7 I acknowledge that I have provided complete and accurate health history and have informed Dr. Chehroudi and affiliated Dental Professionals of all major medical and or/ pathological conditions or diseases (no matter how insignificant or small the problem may be and informed Dr. Chehroudi and associates of all medications, prescriptions and over the counter drugs (including: aspirin, Tylenol, cold remedies, etc), and that I am now taking or have taken in the past month. I hereby accept the responsibility to update and correct my health history and medications chart at each and every visit with Dr. Chehroudi and Associates.


8. I understand that Dentistry is not an exact science and that, therefore, a reputable doctor cannot guarantee any specific results. No Guarantee or assurance has been given by Dr. Chehroudi or Associates of the expectations of results that may be achieved.

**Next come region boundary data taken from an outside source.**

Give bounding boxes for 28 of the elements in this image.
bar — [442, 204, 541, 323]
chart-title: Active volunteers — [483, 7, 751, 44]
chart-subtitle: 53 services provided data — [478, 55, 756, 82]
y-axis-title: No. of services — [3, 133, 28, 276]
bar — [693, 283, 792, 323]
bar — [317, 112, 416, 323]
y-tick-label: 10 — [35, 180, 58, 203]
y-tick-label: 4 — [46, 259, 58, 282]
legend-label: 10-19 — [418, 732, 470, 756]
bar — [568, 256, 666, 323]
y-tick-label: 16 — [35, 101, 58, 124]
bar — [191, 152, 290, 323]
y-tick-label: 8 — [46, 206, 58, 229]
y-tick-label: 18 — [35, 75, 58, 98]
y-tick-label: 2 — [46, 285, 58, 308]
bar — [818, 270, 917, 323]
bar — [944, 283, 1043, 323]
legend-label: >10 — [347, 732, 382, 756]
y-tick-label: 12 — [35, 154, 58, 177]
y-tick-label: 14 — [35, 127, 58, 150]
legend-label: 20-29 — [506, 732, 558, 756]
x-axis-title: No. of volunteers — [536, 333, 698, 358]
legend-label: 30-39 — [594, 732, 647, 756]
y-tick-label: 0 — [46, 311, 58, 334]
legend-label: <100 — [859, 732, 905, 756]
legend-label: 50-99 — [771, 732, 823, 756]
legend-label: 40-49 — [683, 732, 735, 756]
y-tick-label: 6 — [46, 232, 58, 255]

9. I recognize that Dr. Chehroudi is extending dental services beyond the expected standard of availability for my convenience, comfort and/or physical requirements. I cannot sign away my right to legally pursue any perceived personal wrong but agree that only acts or omissions which are grossly negligent or are willful and wonton will be considered grounds for legal remedy.


“I do voluntarily assume any and all possible risks, including the risk of substantial and serious harm, if any, which may be associated with general preventive and operative treatment procedures in hopes of obtaining the potential desire results, which may or may not be achieved, for my benefit or the benefit of my minor child or ward. I acknowledge that the nature and purpose of the foregoing procedures have been explained to me if necessary and I have been given the opportunity to ask questions.” I accept and trust Dr. Chehroudi as my dentist. I believe that the only considerations in Dr. Chehroudi’s mind, other than to perform high quality dental services are my personal right to choose and the right to benefit from his best efforts in my behalf. He also works to ensure that I have informed decision-making and consent. , I believe that Dr. Chehroudi will try to do his very best under possibly trying circumstances. I believe and accept that his treatment will represent his best judgment. I believe that this is the essence of the professional relationship and voluntarily enter into it. I specifically authorize the following as dictated by Dr. Chehroudi’s professional judgement: Exam; Necessary x-rays; Cleaning of teeth, Extractions to treat pain and/or infection.